The parties, therefore, submitted that the petitioners’ allegation on the use of server by INEC to transmit results was “criminal and misguided’’.
“Atiku Abubakar and the PDP have failed in their attempt to stridently prove their petition.
“The petitioners failed woefully to establish by credible evidence the existence of the imaginary server belonging to INEC,’’ they argued.
They argued that most of the witnesses presented by the petitioners attested to the fact that they signed all the Forms that contained the results of the election without coercion.
Buhari and APC, therefore, averred that such testimonies of truth from the petitioners’ witnesses further bestowed legitimacy on the outcome of the election.
On Buhari’s educational qualification, they said that the petitioners failed to adduce credible and reliable evidence to establish that he (Buhari) forged his certificate.
“While it is appropriate to debunk such baseless, mendacious and spurious assertion, it suffices to bring to fore the unequivocal provision of the constitution.
“The constitution is clear on this as it states the requirement for a candidate to contest the presidential election and occupy the office of the president.
“Section 131(d) provided that a person shall be qualified for election into the office of the president if he or she has been educated up to at least School Certificate level or its equivalent.
“ More so, the consequence of submitting a forged document to INEC is grave.
“It, therefore, requires precise evidence and proof beyond reasonable doubt, which the petitioners have not been able to establish,’’ the respondents said.
Drawing reference from the constitution, the respondents defined a secondary school certificate or its equivalent to mean: secondary school certificate or its equivalent, or Grade II Teacher’s certificate.

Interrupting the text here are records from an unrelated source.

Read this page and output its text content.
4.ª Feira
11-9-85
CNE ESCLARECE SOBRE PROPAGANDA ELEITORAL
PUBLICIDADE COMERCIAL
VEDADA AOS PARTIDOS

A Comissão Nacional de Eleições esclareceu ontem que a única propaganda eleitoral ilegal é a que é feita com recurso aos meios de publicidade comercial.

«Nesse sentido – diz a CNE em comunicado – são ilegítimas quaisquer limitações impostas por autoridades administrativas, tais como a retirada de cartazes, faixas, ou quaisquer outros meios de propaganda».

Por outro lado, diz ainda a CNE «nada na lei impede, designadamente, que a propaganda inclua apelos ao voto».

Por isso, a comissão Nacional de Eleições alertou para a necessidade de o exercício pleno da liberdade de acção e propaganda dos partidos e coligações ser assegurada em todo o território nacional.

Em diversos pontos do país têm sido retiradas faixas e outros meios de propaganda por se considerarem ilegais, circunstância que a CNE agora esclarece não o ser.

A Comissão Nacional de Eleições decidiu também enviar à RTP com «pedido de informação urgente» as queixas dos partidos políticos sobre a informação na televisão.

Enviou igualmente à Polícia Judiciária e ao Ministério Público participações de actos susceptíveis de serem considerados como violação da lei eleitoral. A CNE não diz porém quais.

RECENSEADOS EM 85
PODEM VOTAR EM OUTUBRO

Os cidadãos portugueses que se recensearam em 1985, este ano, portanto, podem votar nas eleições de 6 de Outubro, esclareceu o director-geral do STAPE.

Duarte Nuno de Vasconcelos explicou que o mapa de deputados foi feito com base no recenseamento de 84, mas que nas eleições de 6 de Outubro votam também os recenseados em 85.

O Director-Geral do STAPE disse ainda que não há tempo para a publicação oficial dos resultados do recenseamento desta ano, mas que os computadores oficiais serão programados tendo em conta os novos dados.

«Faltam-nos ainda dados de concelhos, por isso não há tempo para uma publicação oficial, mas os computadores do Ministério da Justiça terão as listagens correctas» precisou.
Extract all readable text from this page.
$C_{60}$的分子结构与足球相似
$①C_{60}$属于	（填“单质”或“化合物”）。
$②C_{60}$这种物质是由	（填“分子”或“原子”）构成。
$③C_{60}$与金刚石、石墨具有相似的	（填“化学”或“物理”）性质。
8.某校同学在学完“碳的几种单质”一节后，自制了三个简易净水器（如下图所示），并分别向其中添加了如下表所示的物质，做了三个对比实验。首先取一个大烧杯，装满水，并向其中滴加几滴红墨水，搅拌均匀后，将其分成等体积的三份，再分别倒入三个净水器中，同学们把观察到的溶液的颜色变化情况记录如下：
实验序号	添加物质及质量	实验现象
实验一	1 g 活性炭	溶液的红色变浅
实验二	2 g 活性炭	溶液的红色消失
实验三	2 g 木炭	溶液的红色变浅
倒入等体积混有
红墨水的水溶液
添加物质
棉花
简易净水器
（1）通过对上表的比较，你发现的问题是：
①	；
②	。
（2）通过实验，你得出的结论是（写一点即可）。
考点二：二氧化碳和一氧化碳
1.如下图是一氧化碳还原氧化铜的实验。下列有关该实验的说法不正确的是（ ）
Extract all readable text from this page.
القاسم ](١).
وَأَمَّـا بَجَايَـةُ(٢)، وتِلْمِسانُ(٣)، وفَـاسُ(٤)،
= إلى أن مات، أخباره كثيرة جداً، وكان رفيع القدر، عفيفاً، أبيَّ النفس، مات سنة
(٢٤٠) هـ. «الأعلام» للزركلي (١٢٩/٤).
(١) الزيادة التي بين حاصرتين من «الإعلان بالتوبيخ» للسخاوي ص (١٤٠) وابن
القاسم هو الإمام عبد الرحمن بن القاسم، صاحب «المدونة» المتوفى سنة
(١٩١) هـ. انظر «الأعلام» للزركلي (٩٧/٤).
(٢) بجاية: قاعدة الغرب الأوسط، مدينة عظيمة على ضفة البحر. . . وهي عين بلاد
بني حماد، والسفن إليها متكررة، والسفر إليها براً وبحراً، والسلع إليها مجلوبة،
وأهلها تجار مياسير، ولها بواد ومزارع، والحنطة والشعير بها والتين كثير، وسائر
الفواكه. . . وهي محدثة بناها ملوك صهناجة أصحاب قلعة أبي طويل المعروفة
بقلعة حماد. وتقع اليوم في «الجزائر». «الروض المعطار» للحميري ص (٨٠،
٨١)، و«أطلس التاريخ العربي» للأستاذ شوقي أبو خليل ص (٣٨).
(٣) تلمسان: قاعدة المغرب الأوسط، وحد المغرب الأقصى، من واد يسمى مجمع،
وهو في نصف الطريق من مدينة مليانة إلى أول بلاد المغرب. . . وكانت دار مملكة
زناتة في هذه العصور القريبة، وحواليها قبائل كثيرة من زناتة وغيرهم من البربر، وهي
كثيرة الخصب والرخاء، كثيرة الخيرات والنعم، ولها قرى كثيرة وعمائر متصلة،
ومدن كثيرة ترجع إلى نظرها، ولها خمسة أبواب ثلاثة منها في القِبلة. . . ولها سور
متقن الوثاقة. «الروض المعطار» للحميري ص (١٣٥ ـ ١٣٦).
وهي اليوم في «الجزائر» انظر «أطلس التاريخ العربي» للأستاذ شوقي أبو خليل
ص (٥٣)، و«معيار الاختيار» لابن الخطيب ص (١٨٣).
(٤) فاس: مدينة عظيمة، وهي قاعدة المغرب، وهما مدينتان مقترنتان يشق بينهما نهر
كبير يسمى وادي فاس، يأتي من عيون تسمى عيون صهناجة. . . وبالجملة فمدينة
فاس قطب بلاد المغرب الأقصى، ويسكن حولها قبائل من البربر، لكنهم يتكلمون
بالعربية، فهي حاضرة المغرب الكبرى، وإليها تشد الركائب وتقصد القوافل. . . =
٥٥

They listed others to include: City and Guide certificate or Education up to secondary school certificate level or Primary Six Scholl Leaving Certificate or its equivalent and Service in the public or private sector in the Federation in any capacity acceptable to INEC for a minimum of 10 years.
“It is apparent that from the pleadings and evidence adduced led by the petitioners; there is no scintilla or iota of evidence to prove that the president was at the time of the election not qualified.
“It is trite that how who asserts must prove, we have clearly seen that the petitioners had failed woefully in this matter.
“In the circumstance, we urge the tribunal to dismiss the petition on the grounds of both technicalities and evidential failure and to affirm the election of the president,’’ they submitted.
NAN reports that the president, who contested the election on the platform of the APC, was announced winner, having scored a total of 15 million votes as against Abubakar’s 11,262,978 votes.
NAN further reports that the Justice Mohammed Garba-led five man panel awaits the parties to adopt their final addresses on Aug. 21 preparatory to judgment.